Now you can transform this dataset from non-linear to linear by both FE and kernel trick. By FE you can square each of the features in this dataset and it will transform into linear dataset and then you can apply techniques like logisitic regression which work best for linear data.

In kernel trick you can use the polynomial kernel whose general form is (a + x_i(transpose)x_j)^d where a and d are constants and d specifies the degree, suppose if the degree is 2 then we can say it is quadratic and likewise. now lets say we apply d =2 now our equation becomes (a + x_i(transpose)x_j)^2. lets the we 2 features in our original dataset (eg. for x_1 vector is [x_11,x__12] and x_2 the vector is [x_21,x_22]) now when we apply polynomial kernel on this we get we get 6-d vectors. Now we have transformed the features from 2-d to 6-d.Now you can see intuitively that higher your dimension of data better would svm work because it will eventually transform that features to a higher space. Infact the best case of svm is if you have high dimensionality, then go for svm.

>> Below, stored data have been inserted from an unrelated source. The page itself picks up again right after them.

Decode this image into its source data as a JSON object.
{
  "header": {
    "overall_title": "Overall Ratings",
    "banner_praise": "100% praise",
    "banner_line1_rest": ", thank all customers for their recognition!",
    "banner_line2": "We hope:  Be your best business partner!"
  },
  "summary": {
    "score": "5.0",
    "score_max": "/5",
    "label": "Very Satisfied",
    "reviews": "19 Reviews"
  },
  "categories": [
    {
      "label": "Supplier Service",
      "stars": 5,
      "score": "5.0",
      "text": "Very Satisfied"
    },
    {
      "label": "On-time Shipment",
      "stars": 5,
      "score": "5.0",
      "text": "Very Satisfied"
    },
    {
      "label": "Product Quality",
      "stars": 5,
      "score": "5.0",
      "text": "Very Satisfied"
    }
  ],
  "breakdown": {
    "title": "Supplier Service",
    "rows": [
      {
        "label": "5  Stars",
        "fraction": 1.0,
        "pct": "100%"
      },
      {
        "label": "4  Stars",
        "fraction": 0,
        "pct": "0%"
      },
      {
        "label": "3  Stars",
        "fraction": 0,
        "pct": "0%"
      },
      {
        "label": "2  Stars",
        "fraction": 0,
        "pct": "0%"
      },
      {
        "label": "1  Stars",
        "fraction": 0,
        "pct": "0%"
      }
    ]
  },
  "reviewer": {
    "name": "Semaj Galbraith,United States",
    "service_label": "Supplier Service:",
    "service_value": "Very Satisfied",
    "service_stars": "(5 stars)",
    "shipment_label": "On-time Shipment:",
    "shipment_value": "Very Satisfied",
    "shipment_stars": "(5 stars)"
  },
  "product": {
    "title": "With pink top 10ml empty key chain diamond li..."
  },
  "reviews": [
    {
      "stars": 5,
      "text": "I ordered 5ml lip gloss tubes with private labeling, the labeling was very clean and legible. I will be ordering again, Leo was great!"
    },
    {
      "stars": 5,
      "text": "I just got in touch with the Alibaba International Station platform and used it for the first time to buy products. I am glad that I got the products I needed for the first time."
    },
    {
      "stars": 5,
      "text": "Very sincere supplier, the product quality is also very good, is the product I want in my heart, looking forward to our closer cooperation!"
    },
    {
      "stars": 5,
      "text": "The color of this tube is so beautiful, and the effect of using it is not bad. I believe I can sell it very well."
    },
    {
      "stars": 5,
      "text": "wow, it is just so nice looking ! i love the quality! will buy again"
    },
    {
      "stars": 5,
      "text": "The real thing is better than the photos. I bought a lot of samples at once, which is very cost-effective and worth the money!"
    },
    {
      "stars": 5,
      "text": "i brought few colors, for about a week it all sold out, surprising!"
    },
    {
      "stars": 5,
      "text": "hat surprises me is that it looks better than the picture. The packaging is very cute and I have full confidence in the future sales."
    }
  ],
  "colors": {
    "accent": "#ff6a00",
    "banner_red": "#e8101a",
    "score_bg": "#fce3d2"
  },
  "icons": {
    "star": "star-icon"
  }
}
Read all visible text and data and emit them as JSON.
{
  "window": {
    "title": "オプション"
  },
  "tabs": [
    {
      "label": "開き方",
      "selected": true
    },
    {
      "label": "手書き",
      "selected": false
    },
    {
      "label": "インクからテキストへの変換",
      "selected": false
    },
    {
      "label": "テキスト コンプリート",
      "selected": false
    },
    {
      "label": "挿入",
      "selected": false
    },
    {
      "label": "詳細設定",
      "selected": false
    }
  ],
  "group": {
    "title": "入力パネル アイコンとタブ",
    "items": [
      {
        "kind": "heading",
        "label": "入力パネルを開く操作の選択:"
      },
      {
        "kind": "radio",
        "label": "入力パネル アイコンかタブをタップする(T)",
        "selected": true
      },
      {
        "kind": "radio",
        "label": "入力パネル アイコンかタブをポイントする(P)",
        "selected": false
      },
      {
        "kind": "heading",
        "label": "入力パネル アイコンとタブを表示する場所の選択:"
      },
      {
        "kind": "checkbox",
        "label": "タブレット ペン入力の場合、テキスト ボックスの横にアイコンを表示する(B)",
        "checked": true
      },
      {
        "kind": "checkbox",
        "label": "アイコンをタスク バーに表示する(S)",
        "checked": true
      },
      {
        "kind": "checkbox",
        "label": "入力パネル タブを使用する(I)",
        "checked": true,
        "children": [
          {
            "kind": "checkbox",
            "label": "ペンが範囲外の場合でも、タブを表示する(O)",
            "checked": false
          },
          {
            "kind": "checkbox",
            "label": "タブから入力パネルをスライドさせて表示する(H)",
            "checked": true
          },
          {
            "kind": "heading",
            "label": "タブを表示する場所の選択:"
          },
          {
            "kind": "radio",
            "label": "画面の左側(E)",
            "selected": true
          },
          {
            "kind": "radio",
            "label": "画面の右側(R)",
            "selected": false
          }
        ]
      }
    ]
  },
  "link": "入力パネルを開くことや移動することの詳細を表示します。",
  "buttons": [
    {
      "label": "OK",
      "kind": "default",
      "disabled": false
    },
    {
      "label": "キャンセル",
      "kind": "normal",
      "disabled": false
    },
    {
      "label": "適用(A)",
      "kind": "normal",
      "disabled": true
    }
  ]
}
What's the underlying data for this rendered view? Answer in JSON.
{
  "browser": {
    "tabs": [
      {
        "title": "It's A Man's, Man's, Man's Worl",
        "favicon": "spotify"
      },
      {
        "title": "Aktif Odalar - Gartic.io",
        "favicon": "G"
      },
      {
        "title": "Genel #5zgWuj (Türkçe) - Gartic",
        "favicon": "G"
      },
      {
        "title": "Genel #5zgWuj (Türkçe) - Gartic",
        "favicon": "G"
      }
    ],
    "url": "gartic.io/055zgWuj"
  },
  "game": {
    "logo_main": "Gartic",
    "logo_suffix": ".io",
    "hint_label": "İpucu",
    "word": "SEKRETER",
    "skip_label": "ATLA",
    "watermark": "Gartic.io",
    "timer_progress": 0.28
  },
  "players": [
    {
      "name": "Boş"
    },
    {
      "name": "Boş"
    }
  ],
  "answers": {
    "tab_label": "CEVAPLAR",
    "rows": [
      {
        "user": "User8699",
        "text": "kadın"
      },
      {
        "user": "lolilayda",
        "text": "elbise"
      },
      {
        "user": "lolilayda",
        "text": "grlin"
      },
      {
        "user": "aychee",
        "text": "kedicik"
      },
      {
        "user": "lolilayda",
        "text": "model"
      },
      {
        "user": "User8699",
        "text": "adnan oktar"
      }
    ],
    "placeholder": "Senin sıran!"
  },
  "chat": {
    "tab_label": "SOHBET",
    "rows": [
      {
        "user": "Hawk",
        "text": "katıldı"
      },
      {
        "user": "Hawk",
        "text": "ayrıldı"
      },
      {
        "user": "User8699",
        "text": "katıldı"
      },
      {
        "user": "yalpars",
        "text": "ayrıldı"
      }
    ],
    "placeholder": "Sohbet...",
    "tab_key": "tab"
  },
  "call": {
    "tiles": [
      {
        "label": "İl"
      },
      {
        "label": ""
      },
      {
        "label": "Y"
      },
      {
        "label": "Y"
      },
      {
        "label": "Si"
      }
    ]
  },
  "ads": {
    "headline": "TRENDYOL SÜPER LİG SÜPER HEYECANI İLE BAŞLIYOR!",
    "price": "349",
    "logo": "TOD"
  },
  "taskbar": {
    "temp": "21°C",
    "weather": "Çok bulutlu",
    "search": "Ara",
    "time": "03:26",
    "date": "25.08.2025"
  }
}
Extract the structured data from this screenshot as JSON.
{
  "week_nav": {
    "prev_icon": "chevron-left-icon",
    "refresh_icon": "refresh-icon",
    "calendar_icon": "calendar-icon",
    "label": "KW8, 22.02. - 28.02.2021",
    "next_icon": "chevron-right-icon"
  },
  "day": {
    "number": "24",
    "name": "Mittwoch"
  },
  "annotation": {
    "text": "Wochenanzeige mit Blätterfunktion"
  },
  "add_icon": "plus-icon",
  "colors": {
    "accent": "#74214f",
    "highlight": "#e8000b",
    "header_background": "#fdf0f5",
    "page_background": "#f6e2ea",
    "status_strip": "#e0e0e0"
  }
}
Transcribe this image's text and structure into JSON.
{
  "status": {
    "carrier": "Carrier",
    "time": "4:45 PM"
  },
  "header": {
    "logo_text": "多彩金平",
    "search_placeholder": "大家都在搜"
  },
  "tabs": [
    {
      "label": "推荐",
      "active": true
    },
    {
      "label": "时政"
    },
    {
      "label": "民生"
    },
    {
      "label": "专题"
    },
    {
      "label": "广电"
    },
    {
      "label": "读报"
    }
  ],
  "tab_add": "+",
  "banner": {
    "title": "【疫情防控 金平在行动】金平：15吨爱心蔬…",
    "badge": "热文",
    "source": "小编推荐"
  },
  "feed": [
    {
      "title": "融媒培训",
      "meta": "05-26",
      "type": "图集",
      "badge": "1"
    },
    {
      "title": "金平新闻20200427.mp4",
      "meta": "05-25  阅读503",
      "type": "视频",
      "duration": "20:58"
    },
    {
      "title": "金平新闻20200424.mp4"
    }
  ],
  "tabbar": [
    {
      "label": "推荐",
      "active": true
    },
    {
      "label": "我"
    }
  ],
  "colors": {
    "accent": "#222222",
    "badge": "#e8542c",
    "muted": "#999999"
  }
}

Now you can see both kernel trick and Feature Engineering solve and transforms the dataset(concentric circle one) but the difference is we are doing FE explicitly but kernel trick comes implicitly with svm. There is also a general purpose kernel know as Radial basis function kernel which can be used when you don't know the kernel in advance. RBF kernel has a parameter (sigma) if the value of sigma is set to 1, then you get a curve that looks like gaussian curve.

You can consider kernel as a similarity metric only and can interpret if the distance between the points is less, higher will be the similarity.